During the Second World War, Hurley served as Director of Medical Services for the Royal Australian Air Force (RAAF), being awarded the rank of air vice marshal.[15] The Royal Australian Air Force Nursing Service was founded in July 1940 at his suggestion based on the UK's Princess Mary's Royal Air Force Nursing Service as part of the RAAF. Margaret Irene Lang was appointed its first Matron-in-Chief.[16] By December 1940 the service had 45 members, but this increased to over six hundred by December 1945.[17]

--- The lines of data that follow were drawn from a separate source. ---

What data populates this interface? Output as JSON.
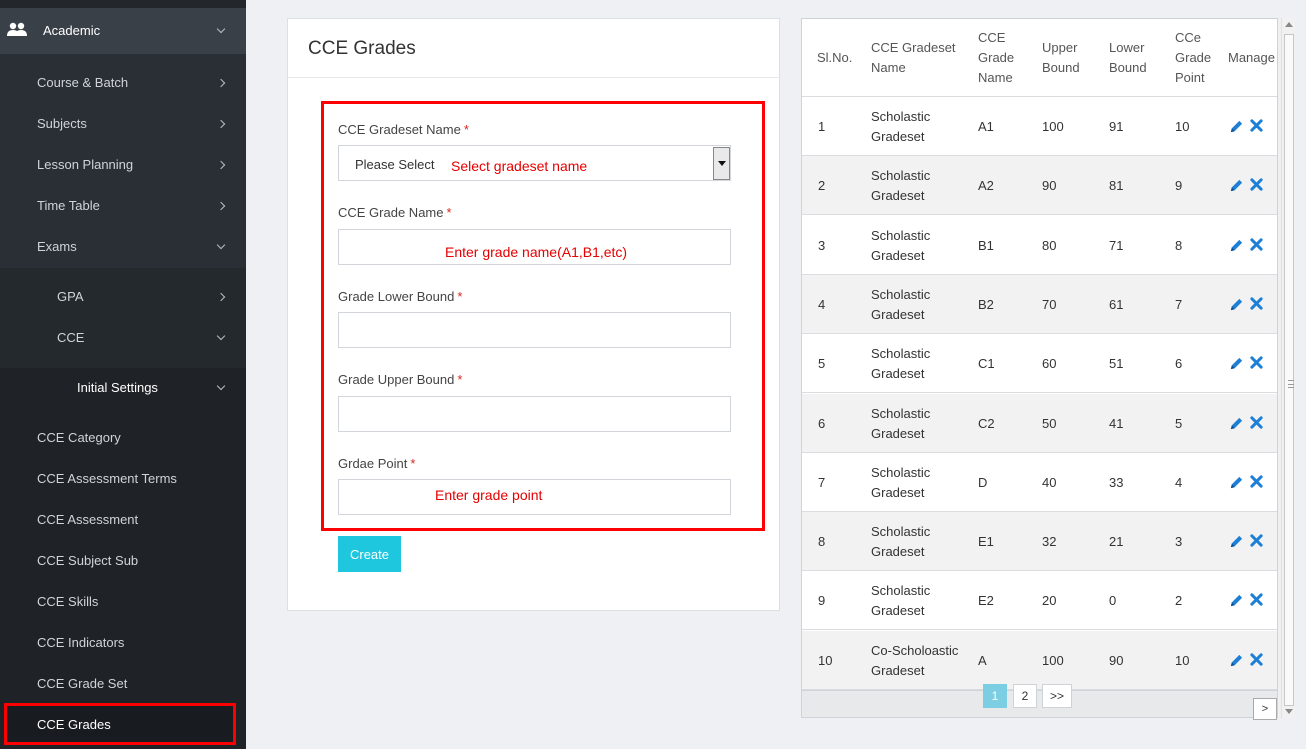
{
  "sidebar": {
    "section": {
      "label": "Academic",
      "icon": "users-icon"
    },
    "items": [
      {
        "label": "Course & Batch"
      },
      {
        "label": "Subjects"
      },
      {
        "label": "Lesson Planning"
      },
      {
        "label": "Time Table"
      },
      {
        "label": "Exams"
      },
      {
        "label": "GPA"
      },
      {
        "label": "CCE"
      },
      {
        "label": "Initial Settings"
      },
      {
        "label": "CCE Category"
      },
      {
        "label": "CCE Assessment Terms"
      },
      {
        "label": "CCE Assessment"
      },
      {
        "label": "CCE Subject Sub"
      },
      {
        "label": "CCE Skills"
      },
      {
        "label": "CCE Indicators"
      },
      {
        "label": "CCE Grade Set"
      },
      {
        "label": "CCE Grades"
      }
    ]
  },
  "form": {
    "title": "CCE Grades",
    "required_mark": "*",
    "gradeset_label": "CCE Gradeset Name",
    "gradeset_select_value": "Please Select",
    "gradeset_hint": "Select gradeset name",
    "grade_name_label": "CCE Grade Name",
    "grade_name_hint": "Enter grade name(A1,B1,etc)",
    "lower_bound_label": "Grade Lower Bound",
    "upper_bound_label": "Grade Upper Bound",
    "grade_point_label": "Grdae Point",
    "grade_point_hint": "Enter grade point",
    "create_label": "Create"
  },
  "table": {
    "headers": {
      "slno": "Sl.No.",
      "gradeset_l1": "CCE Gradeset",
      "gradeset_l2": "Name",
      "grade_l1": "CCE",
      "grade_l2": "Grade",
      "grade_l3": "Name",
      "upper_l1": "Upper",
      "upper_l2": "Bound",
      "lower_l1": "Lower",
      "lower_l2": "Bound",
      "point_l1": "CCe",
      "point_l2": "Grade",
      "point_l3": "Point",
      "manage": "Manage"
    },
    "rows": [
      {
        "slno": "1",
        "set1": "Scholastic",
        "set2": "Gradeset",
        "grade": "A1",
        "upper": "100",
        "lower": "91",
        "point": "10"
      },
      {
        "slno": "2",
        "set1": "Scholastic",
        "set2": "Gradeset",
        "grade": "A2",
        "upper": "90",
        "lower": "81",
        "point": "9"
      },
      {
        "slno": "3",
        "set1": "Scholastic",
        "set2": "Gradeset",
        "grade": "B1",
        "upper": "80",
        "lower": "71",
        "point": "8"
      },
      {
        "slno": "4",
        "set1": "Scholastic",
        "set2": "Gradeset",
        "grade": "B2",
        "upper": "70",
        "lower": "61",
        "point": "7"
      },
      {
        "slno": "5",
        "set1": "Scholastic",
        "set2": "Gradeset",
        "grade": "C1",
        "upper": "60",
        "lower": "51",
        "point": "6"
      },
      {
        "slno": "6",
        "set1": "Scholastic",
        "set2": "Gradeset",
        "grade": "C2",
        "upper": "50",
        "lower": "41",
        "point": "5"
      },
      {
        "slno": "7",
        "set1": "Scholastic",
        "set2": "Gradeset",
        "grade": "D",
        "upper": "40",
        "lower": "33",
        "point": "4"
      },
      {
        "slno": "8",
        "set1": "Scholastic",
        "set2": "Gradeset",
        "grade": "E1",
        "upper": "32",
        "lower": "21",
        "point": "3"
      },
      {
        "slno": "9",
        "set1": "Scholastic",
        "set2": "Gradeset",
        "grade": "E2",
        "upper": "20",
        "lower": "0",
        "point": "2"
      },
      {
        "slno": "10",
        "set1": "Co-Scholoastic",
        "set2": "Gradeset",
        "grade": "A",
        "upper": "100",
        "lower": "90",
        "point": "10"
      }
    ],
    "pagination": {
      "page1": "1",
      "page2": "2",
      "next": ">>",
      "scroll_right": ">"
    },
    "edit_icon": "pencil-icon",
    "delete_icon": "x-icon"
  },
  "colors": {
    "sidebar_bg": "#2a2f35",
    "annotation_red": "#ff0000",
    "create_button": "#1ec6de",
    "edit_icon": "#1e7fd6",
    "pagination_active": "#7ccfe3"
  }
}
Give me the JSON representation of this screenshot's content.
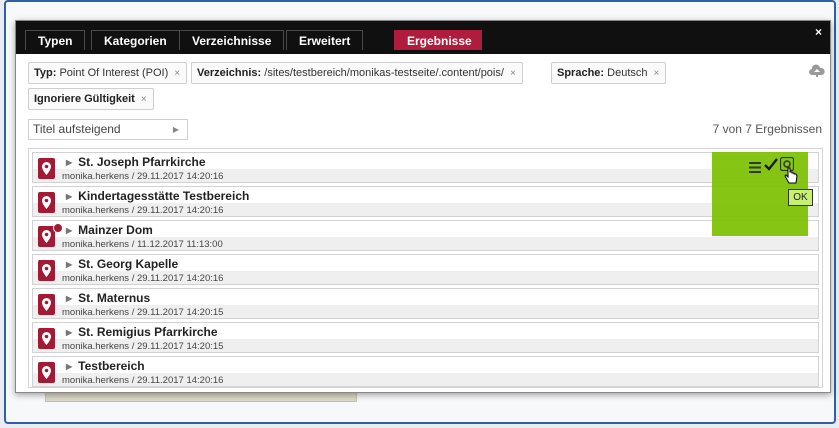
{
  "tabs": [
    {
      "label": "Typen"
    },
    {
      "label": "Kategorien"
    },
    {
      "label": "Verzeichnisse"
    },
    {
      "label": "Erweitert"
    },
    {
      "label": "Ergebnisse",
      "active": true
    }
  ],
  "close_label": "×",
  "filters": [
    {
      "key": "Typ:",
      "value": " Point Of Interest (POI)",
      "remove": "×"
    },
    {
      "key": "Verzeichnis:",
      "value": " /sites/testbereich/monikas-testseite/.content/pois/",
      "remove": "×"
    },
    {
      "key": "Sprache:",
      "value": " Deutsch",
      "remove": "×"
    },
    {
      "key": "Ignoriere Gültigkeit",
      "value": "",
      "remove": "×"
    }
  ],
  "sort": {
    "value": "Titel aufsteigend"
  },
  "result_count": "7 von 7 Ergebnissen",
  "results": [
    {
      "title": "St. Joseph Pfarrkirche",
      "meta": "monika.herkens / 29.11.2017 14:20:16"
    },
    {
      "title": "Kindertagesstätte Testbereich",
      "meta": "monika.herkens / 29.11.2017 14:20:16"
    },
    {
      "title": "Mainzer Dom",
      "meta": "monika.herkens / 11.12.2017 11:13:00"
    },
    {
      "title": "St. Georg Kapelle",
      "meta": "monika.herkens / 29.11.2017 14:20:16"
    },
    {
      "title": "St. Maternus",
      "meta": "monika.herkens / 29.11.2017 14:20:15"
    },
    {
      "title": "St. Remigius Pfarrkirche",
      "meta": "monika.herkens / 29.11.2017 14:20:15"
    },
    {
      "title": "Testbereich",
      "meta": "monika.herkens / 29.11.2017 14:20:16"
    }
  ],
  "ok_label": "OK",
  "colors": {
    "accent": "#b01c3b",
    "highlight": "#7cc000",
    "titlebar": "#101010"
  },
  "icons": [
    "map-pin-icon",
    "menu-icon",
    "check-icon",
    "preview-icon",
    "cloud-upload-icon",
    "hand-cursor-icon"
  ]
}
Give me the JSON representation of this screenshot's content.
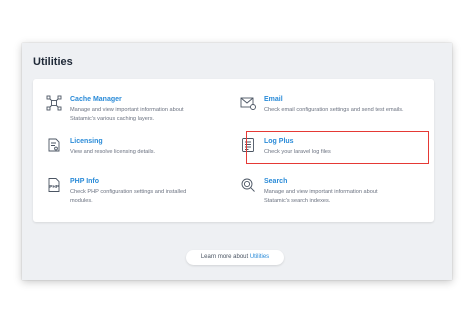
{
  "page_title": "Utilities",
  "tools": [
    {
      "icon": "cache-manager-icon",
      "title": "Cache Manager",
      "description": "Manage and view important information about Statamic's various caching layers."
    },
    {
      "icon": "email-icon",
      "title": "Email",
      "description": "Check email configuration settings and send test emails."
    },
    {
      "icon": "licensing-icon",
      "title": "Licensing",
      "description": "View and resolve licensing details."
    },
    {
      "icon": "log-plus-icon",
      "title": "Log Plus",
      "description": "Check your laravel log files"
    },
    {
      "icon": "php-info-icon",
      "title": "PHP Info",
      "description": "Check PHP configuration settings and installed modules."
    },
    {
      "icon": "search-icon",
      "title": "Search",
      "description": "Manage and view important information about Statamic's search indexes."
    }
  ],
  "learn_more": {
    "prefix": "Learn more about ",
    "link": "Utilities"
  },
  "colors": {
    "accent": "#2a8bd8",
    "highlight": "#e53935",
    "background": "#eef0f3"
  }
}
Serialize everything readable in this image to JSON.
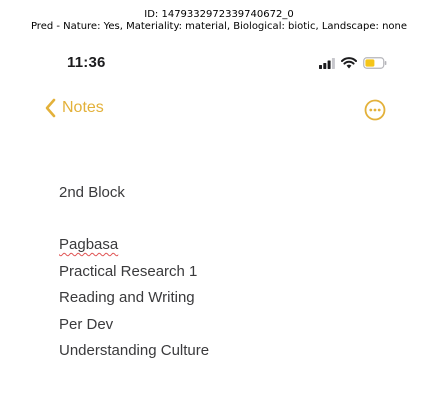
{
  "caption": {
    "line1": "ID: 1479332972339740672_0",
    "line2": "Pred - Nature: Yes, Materiality: material, Biological: biotic, Landscape: none"
  },
  "status_bar": {
    "time": "11:36",
    "icons": [
      "cellular-signal-icon",
      "wifi-icon",
      "battery-icon"
    ],
    "battery_color": "#f5c518"
  },
  "nav": {
    "back_label": "Notes",
    "back_icon": "chevron-left-icon",
    "more_icon": "more-ellipsis-icon",
    "accent_color": "#e3b13a"
  },
  "note": {
    "heading": "2nd Block",
    "lines": [
      "Pagbasa",
      "Practical Research 1",
      "Reading and Writing",
      "Per Dev",
      "Understanding Culture"
    ]
  }
}
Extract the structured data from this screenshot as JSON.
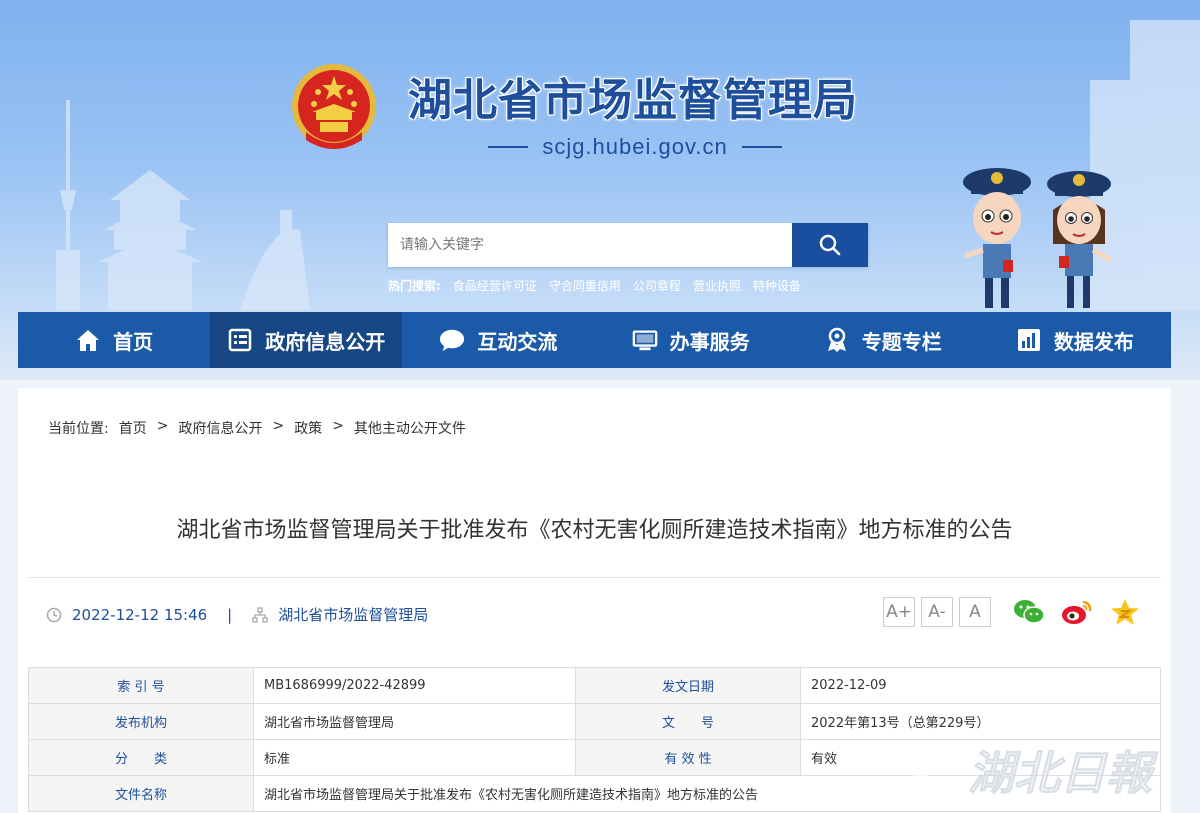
{
  "header": {
    "site_title": "湖北省市场监督管理局",
    "site_url": "scjg.hubei.gov.cn",
    "search": {
      "placeholder": "请输入关键字"
    },
    "hot_search": {
      "label": "热门搜索:",
      "items": [
        "食品经营许可证",
        "守合同重信用",
        "公司章程",
        "营业执照",
        "特种设备"
      ]
    }
  },
  "nav": {
    "items": [
      {
        "label": "首页",
        "icon": "home-icon"
      },
      {
        "label": "政府信息公开",
        "icon": "document-list-icon",
        "active": true
      },
      {
        "label": "互动交流",
        "icon": "chat-bubble-icon"
      },
      {
        "label": "办事服务",
        "icon": "monitor-icon"
      },
      {
        "label": "专题专栏",
        "icon": "badge-icon"
      },
      {
        "label": "数据发布",
        "icon": "bar-chart-icon"
      }
    ]
  },
  "breadcrumb": {
    "label": "当前位置:",
    "items": [
      "首页",
      "政府信息公开",
      "政策",
      "其他主动公开文件"
    ],
    "separator": ">"
  },
  "article": {
    "title": "湖北省市场监督管理局关于批准发布《农村无害化厕所建造技术指南》地方标准的公告",
    "datetime": "2022-12-12 15:46",
    "meta_separator": "|",
    "source": "湖北省市场监督管理局",
    "font_sizes": [
      "A+",
      "A-",
      "A"
    ]
  },
  "share": [
    "wechat-icon",
    "weibo-icon",
    "qzone-icon"
  ],
  "info_table": {
    "rows": [
      {
        "label1": "索 引 号",
        "value1": "MB1686999/2022-42899",
        "label2": "发文日期",
        "value2": "2022-12-09"
      },
      {
        "label1": "发布机构",
        "value1": "湖北省市场监督管理局",
        "label2": "文　　号",
        "value2": "2022年第13号（总第229号）"
      },
      {
        "label1": "分　　类",
        "value1": "标准",
        "label2": "有 效 性",
        "value2": "有效"
      }
    ],
    "file_label": "文件名称",
    "file_value": "湖北省市场监督管理局关于批准发布《农村无害化厕所建造技术指南》地方标准的公告"
  },
  "watermark": "湖北日报",
  "colors": {
    "nav_bg": "#1a5aa8",
    "nav_active": "#174684",
    "accent_text": "#1e4f9a",
    "title_blue": "#1d4f9c"
  }
}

He was appointed a Companion of the Order of the Bath in 1945. Hurley was subsequently knighted as a Knight Commander of the Order of the British Empire in 1950 for his public services.
In June 1919 at St James, Westminster, Victor Hurley married Elsie May Crowther, a fellow Australian serving as a member of the Voluntary Aid Detachment in London and they had two daughters and four sons together. They lived in various homes in South Yarra, Toorak and Kew and often holidayed at their family seaside cottage at Point Lonsdale.
Hurley had a natural charm, equable, quiet cheerfulness, humanity, tolerance and easy sociability that made him approachable to colleagues and patients alike. He was president of the Naval and Military Club, a member of the Melbourne Club, and was a keen golfer at the Royal Melbourne Golf Club.[18]
Survived by his wife and children, Sir Victor Hurley died of complications of emphysema on 17 July 1958 at Royal Melbourne Hospital.[19]